Governor McCrory has been at it again lately—incorrectly claiming that his decision to dramatically cut unemployment benefits is responsible for turning around the state’s job market. During a visit to Morganton last week, the Governor stated:
“There’s nothing worse than if you have a job opening and someone decides to take a government check instead. So we had to bring the two together,” he said. “We made a decision [to cut unemployment benefits]. And that decision alone is the one lone factor, in comparison to any other state, which I think has helped North Carolina lower its unemployment rate drastically in the last five months.”
While the Governor is correct that the state’s unemployment rate has dropped over the last year (from a revised 8.6 percent in February 2013 to 6.4 percent a little over a year later), he couldn’t be more wrong about why the rate has dropped—and what it means for the state’s economy. The unemployment rate is falling because the labor force is contracting, not because jobless workers are moving into jobs.
Let’s take these one at a time.
First, contrary to the Governor’s claims, thousands of unemployed workers would love to find jobs, but there are just not enough available to meet the needs of the jobless. There are three unemployed workers for every one available job opening—that means that even if every single one of the job openings mentioned by the Governor were somehow miraculously filled tomorrow, there would still be two unemployed workers left with nowhere to go.
And while some workers may not have the requisite skills to fill the few available job openings that do exist, it doesn’t mean that they don’t want to gain them. It’s just a lot harder to retrain when state workforce development funding has been cut (within the same bill that cut unemployment insurance), investments in the community college remains low, and fewer staff are available at one-stop job centers to provide career counseling and support.
Next, the unemployment rate fell over the last year because the labor force dropped, not because the majority of unemployed people found jobs. Since the unemployment rate is calculated by comparing the labor force to the number of unemployed people, when the labor force goes down, the unemployment rate can also go down, too, even if the number of unemployed workers remains high.
And that’s exactly what happened over the past year—the labor force contracted by more than 60,000—to the lowest levels since 2011. Meanwhile, our state’s overall population experienced rapid growth. And whenever the population is growing, but the workforce is shrinking, the economy is moving in the wrong direction.
If joblessness was truly being reduced, we would expect to see unemployed workers moving into employment, but we don’t. Just four out of every ten workers moved from joblessness into employment last year. The rest gave up and dropped out of the workforce altogether.
Lastly, the notion that cutting unemployment benefits is the sole factor explaining our state’s “special” job growth over the last year is ridiculous—for the simple reason that by any measure, North Carolina’s job creation over the last year hasn’t been special at all.
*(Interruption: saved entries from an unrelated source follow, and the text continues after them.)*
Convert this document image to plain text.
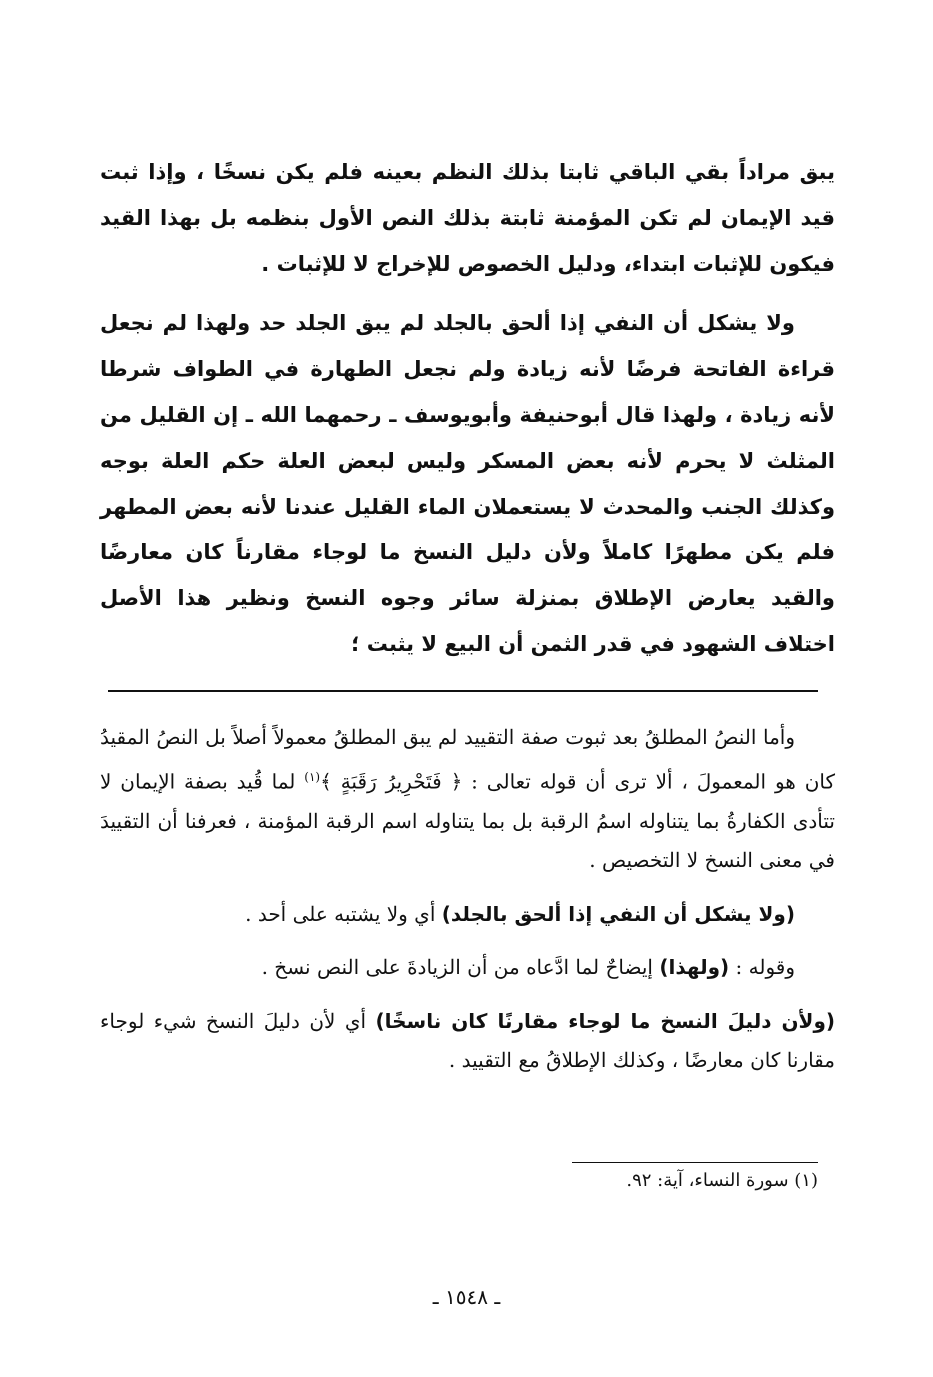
يبق مراداً بقي الباقي ثابتا بذلك النظم بعينه فلم يكن نسخًا ، وإذا ثبت قيد الإيمان لم تكن المؤمنة ثابتة بذلك النص الأول بنظمه بل بهذا القيد فيكون للإثبات ابتداء، ودليل الخصوص للإخراج لا للإثبات .

ولا يشكل أن النفي إذا ألحق بالجلد لم يبق الجلد حد ولهذا لم نجعل قراءة الفاتحة فرضًا لأنه زيادة ولم نجعل الطهارة في الطواف شرطا لأنه زيادة ، ولهذا قال أبوحنيفة وأبويوسف ـ رحمهما الله ـ إن القليل من المثلث لا يحرم لأنه بعض المسكر وليس لبعض العلة حكم العلة بوجه وكذلك الجنب والمحدث لا يستعملان الماء القليل عندنا لأنه بعض المطهر فلم يكن مطهرًا كاملاً ولأن دليل النسخ ما لوجاء مقارناً كان معارضًا والقيد يعارض الإطلاق بمنزلة سائر وجوه النسخ ونظير هذا الأصل اختلاف الشهود في قدر الثمن أن البيع لا يثبت ؛

وأما النصُ المطلقُ بعد ثبوت صفة التقييد لم يبق المطلقُ معمولاً أصلاً بل النصُ المقيدُ كان هو المعمولَ ، ألا ترى أن قوله تعالى : ﴿ فَتَحْرِيرُ رَقَبَةٍ ﴾$^{(١)}$ لما قُيد بصفة الإيمان لا تتأدى الكفارةُ بما يتناوله اسمُ الرقبة بل بما يتناوله اسم الرقبة المؤمنة ، فعرفنا أن التقييدَ في معنى النسخ لا التخصيص .

(ولا يشكل أن النفي إذا ألحق بالجلد) أي ولا يشتبه على أحد .

وقوله : (ولهذا) إيضاحٌ لما ادَّعاه من أن الزيادةَ على النص نسخ .

(ولأن دليلَ النسخ ما لوجاء مقارنًا كان ناسخًا) أي لأن دليلَ النسخ شيء لوجاء مقارنا كان معارضًا ، وكذلك الإطلاقُ مع التقييد .

(١) سورة النساء، آية: ٩٢.
ـ ١٥٤٨ ـ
If cutting unemployment benefits—a policy undertaken by no other state—were truly responsible for creating a special boom in job creation, then we would expect the state to have created jobs at much faster rate than the rest of the nation.
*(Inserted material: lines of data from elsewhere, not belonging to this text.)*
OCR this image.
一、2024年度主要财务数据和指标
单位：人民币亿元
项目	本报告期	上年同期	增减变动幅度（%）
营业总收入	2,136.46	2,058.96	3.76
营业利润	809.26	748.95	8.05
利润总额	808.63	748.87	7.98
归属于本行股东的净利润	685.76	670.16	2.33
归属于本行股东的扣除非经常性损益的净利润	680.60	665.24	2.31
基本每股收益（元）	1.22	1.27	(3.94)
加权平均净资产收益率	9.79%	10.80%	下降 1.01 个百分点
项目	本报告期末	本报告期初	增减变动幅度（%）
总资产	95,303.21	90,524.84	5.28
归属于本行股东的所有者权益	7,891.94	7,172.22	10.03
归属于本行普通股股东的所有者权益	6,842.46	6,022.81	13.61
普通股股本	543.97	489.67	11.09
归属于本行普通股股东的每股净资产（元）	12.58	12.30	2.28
But when we look at our state’s rate of job creation since February 2013, it turns out North Carolina experienced a 1.2 percent rate of employment growth over the last year while the national average of job creation was 1.6 percent. So much for the idea that cutting unemployment benefits made the state’s job creation more “special” than the rest of the nation.
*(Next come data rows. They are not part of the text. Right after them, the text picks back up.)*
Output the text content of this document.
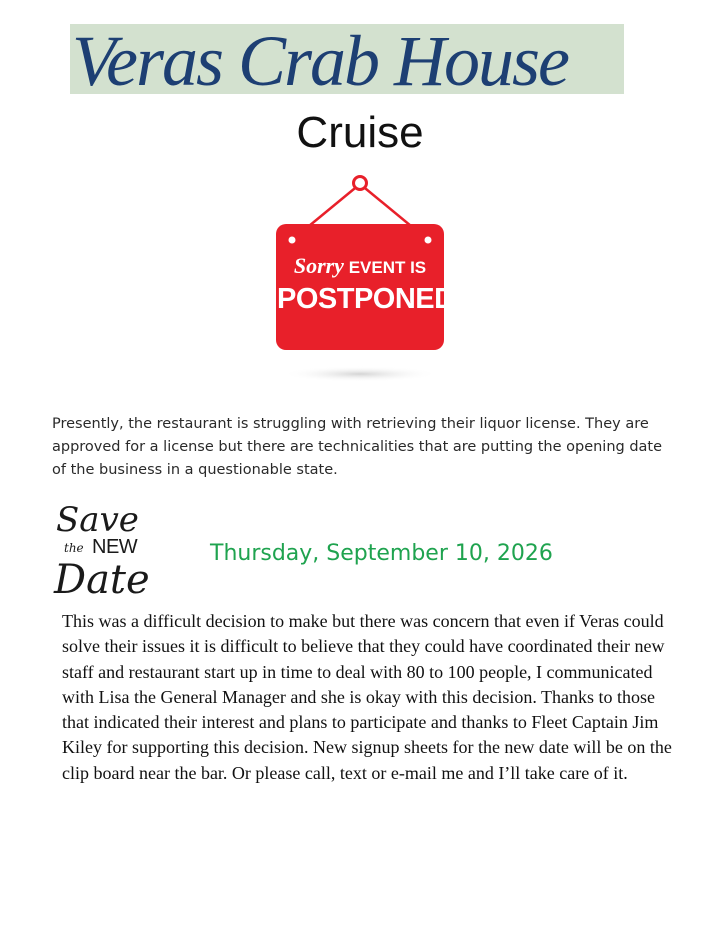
Veras Crab House
Cruise
Sorry EVENT IS
POSTPONED
Presently, the restaurant is struggling with retrieving their liquor license. They are approved for a license but there are technicalities that are putting the opening date of the business in a questionable state.
Save
the NEW
Date
Thursday, September 10, 2026
This was a difficult decision to make but there was concern that even if Veras could solve their issues it is difficult to believe that they could have coordinated their new staff and restaurant start up in time to deal with 80 to 100 people, I communicated with Lisa the General Manager and she is okay with this decision. Thanks to those that indicated their interest and plans to participate and thanks to Fleet Captain Jim Kiley for supporting this decision. New signup sheets for the new date will be on the clip board near the bar. Or please call, text or e-mail me and I’ll take care of it.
Even worse for the governor, North Carolina’s job creation in 2013 was much less “special” than North Carolina’s job creation in previous years. According to preliminary estimates released last week, North Carolina created just 46,000 payroll jobs over the last year. This is significantly less than the 69,000 jobs created in 2012, and the 62,000 jobs created in 2011.
So the lesson here is simple—the Governor’s claims about unemployment are just wrong.
Allan Freyer is a Public Policy Analyst at the North Carolina Budget and Tax Center.